Blizzard’s response was to go “uh, er woops” and try to patch up things to sort of work while their customers decided to either play on Diablo 1-style client-side-networked games (which became as cheat-happy as Diablo 1) or to simply play the single player game and put it back on the shelf. Meanwhile, Blizzard’s only source of funding for Battle.net since the ad banner collapse remained selling titles. When Diablo 2 stopped selling in Korea, Blizzard brought out an expansion. It was pretty weak (one long dungeon in particular was repeated identically), the new classes weren’t tested very well and quickly nerfed on release, but it got on shelves and sold just like every other Blizzard title did – astrnomically. Which I guess made sense, since it had very high production values and the in game cut scenes were cool. Gameplay, as I said, was weak, but that’s a minor detail these days.

But everyone has the expansion now.
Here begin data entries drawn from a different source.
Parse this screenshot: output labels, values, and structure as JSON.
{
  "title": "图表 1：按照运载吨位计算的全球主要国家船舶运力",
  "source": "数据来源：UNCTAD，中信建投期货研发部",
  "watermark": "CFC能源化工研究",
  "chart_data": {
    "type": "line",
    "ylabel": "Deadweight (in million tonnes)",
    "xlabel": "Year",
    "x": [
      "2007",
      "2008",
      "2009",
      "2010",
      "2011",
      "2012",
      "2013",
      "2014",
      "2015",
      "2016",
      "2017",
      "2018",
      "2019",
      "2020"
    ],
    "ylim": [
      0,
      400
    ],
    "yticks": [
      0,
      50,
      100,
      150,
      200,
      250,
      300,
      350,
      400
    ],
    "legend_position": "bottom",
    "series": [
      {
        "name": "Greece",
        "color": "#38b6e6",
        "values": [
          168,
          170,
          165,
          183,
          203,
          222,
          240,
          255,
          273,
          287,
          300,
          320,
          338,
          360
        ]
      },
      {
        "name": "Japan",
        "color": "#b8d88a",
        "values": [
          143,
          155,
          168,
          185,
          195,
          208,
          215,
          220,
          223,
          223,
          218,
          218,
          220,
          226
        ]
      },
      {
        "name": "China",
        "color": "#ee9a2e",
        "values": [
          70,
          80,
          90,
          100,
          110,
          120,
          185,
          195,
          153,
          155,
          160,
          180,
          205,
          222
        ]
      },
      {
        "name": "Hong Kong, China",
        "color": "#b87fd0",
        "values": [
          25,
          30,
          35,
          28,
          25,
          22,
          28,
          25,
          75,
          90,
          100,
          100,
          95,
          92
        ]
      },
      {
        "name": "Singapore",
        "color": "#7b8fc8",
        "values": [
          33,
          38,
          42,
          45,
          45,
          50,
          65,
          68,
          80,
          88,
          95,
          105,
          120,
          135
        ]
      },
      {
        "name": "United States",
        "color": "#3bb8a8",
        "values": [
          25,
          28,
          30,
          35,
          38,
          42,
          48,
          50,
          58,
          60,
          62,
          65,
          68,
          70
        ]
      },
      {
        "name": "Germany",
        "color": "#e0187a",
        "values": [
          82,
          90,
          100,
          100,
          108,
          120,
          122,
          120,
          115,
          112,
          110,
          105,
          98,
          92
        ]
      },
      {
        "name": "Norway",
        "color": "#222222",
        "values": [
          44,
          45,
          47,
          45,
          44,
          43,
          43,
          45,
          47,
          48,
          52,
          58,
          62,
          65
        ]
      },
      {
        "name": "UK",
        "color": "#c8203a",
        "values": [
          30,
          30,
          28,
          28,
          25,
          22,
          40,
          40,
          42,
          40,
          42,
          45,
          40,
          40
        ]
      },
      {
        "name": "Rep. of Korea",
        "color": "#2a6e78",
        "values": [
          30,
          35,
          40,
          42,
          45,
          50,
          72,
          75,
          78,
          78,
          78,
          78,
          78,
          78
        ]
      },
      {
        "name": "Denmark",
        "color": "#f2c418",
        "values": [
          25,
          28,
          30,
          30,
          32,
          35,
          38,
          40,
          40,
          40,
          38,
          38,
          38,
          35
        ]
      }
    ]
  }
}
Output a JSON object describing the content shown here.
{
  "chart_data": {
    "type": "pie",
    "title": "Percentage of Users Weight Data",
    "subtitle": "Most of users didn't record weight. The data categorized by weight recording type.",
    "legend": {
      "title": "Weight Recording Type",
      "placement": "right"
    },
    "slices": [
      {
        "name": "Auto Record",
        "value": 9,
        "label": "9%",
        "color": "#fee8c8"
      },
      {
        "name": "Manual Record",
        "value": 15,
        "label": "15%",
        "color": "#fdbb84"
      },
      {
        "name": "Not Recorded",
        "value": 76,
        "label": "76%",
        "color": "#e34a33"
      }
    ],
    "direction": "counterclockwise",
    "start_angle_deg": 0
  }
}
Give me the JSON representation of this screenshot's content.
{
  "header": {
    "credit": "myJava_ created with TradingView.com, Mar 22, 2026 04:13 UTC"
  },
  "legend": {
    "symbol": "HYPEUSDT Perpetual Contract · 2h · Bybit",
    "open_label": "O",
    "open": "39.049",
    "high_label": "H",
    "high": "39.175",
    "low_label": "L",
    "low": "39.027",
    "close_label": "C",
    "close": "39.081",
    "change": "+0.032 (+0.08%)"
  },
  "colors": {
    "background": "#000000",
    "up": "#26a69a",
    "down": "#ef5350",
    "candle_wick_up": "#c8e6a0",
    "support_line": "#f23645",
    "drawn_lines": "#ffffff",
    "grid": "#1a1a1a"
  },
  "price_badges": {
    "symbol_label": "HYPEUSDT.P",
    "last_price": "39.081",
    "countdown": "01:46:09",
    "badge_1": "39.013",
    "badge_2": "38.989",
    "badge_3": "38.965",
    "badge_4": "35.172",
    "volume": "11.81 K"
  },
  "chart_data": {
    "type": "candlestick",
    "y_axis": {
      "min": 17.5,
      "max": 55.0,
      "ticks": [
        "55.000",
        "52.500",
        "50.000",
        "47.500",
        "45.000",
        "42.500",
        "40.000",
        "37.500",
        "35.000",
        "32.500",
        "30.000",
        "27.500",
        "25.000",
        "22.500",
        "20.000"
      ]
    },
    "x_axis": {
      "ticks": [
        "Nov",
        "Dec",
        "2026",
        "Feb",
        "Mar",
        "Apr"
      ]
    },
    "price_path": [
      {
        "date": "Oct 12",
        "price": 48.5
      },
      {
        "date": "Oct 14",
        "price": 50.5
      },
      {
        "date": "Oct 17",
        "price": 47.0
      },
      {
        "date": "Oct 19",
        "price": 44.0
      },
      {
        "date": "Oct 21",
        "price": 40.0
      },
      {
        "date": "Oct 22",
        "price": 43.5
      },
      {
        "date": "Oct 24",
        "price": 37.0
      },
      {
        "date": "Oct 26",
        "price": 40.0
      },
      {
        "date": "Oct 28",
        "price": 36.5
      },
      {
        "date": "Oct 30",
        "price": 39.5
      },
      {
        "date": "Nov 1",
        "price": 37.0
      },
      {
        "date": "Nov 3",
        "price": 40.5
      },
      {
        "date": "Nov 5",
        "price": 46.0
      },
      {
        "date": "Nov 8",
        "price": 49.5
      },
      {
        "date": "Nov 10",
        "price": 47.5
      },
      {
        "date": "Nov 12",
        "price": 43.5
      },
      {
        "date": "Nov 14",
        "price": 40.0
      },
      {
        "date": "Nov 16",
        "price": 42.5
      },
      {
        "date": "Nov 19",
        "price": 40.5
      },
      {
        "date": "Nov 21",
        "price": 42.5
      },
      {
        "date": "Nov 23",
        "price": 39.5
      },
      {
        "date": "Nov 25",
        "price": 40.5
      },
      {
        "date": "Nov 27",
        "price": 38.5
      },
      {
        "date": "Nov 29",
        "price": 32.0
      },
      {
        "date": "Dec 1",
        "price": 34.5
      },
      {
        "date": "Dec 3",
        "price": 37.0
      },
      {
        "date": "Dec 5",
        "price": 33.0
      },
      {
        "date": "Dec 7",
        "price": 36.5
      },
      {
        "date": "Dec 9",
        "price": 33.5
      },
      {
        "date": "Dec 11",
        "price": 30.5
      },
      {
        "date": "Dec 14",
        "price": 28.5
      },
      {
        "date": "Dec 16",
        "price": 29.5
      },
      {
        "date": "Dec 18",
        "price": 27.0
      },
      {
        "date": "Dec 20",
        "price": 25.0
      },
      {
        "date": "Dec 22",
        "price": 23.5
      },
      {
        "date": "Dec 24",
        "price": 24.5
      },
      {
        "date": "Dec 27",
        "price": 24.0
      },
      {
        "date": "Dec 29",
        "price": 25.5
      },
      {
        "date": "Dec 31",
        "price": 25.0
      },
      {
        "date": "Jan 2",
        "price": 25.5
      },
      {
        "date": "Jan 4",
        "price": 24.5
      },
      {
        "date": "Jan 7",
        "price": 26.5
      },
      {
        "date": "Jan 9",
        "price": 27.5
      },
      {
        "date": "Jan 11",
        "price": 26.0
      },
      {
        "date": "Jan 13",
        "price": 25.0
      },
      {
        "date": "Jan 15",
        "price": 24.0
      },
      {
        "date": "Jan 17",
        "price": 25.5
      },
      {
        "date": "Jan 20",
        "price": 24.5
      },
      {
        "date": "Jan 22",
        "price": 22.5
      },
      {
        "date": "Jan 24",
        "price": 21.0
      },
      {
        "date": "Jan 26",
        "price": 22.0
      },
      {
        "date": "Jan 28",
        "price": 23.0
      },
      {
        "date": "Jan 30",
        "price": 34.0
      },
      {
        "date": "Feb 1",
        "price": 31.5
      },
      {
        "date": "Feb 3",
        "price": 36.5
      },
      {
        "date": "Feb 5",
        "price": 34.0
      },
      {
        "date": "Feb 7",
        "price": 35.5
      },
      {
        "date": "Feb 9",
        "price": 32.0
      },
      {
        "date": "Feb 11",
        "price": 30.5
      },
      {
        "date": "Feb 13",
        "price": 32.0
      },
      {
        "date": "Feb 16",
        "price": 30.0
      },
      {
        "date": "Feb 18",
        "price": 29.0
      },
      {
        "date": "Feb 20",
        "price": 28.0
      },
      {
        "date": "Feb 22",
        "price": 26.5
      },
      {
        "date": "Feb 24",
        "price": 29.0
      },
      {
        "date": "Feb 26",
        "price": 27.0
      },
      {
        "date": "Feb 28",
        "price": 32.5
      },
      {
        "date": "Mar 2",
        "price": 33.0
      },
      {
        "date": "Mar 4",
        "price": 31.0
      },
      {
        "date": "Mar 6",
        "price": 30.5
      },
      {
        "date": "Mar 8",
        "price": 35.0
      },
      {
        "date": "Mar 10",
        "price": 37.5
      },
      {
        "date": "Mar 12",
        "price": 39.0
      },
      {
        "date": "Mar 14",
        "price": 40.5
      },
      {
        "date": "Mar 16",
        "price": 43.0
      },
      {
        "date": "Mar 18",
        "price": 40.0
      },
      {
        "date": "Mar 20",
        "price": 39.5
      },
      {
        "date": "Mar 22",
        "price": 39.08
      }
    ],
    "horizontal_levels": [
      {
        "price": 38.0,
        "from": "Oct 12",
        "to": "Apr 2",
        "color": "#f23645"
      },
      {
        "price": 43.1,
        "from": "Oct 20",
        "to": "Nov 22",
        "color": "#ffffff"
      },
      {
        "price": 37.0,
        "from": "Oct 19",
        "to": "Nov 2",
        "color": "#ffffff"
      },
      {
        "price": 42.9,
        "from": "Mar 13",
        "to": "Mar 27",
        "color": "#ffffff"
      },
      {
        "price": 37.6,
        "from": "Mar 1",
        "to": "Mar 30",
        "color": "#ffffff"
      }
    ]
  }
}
SOMETHING has to pay for Battle.net. Obviously ad banners aren’t going to do it. So it’s time to actually get something on Battle.net that pays the freight. A massively multiplayer title. You know, like Asheron’s Anarchy Age of Call of Camelot or something. No, I know! “World of Warcraft”! They can just get some old Warcraft 2 maps and throw out some sprites and have players rox0r each other and charge $9.95 a month.

Really, it’s quite doable. You read it here first!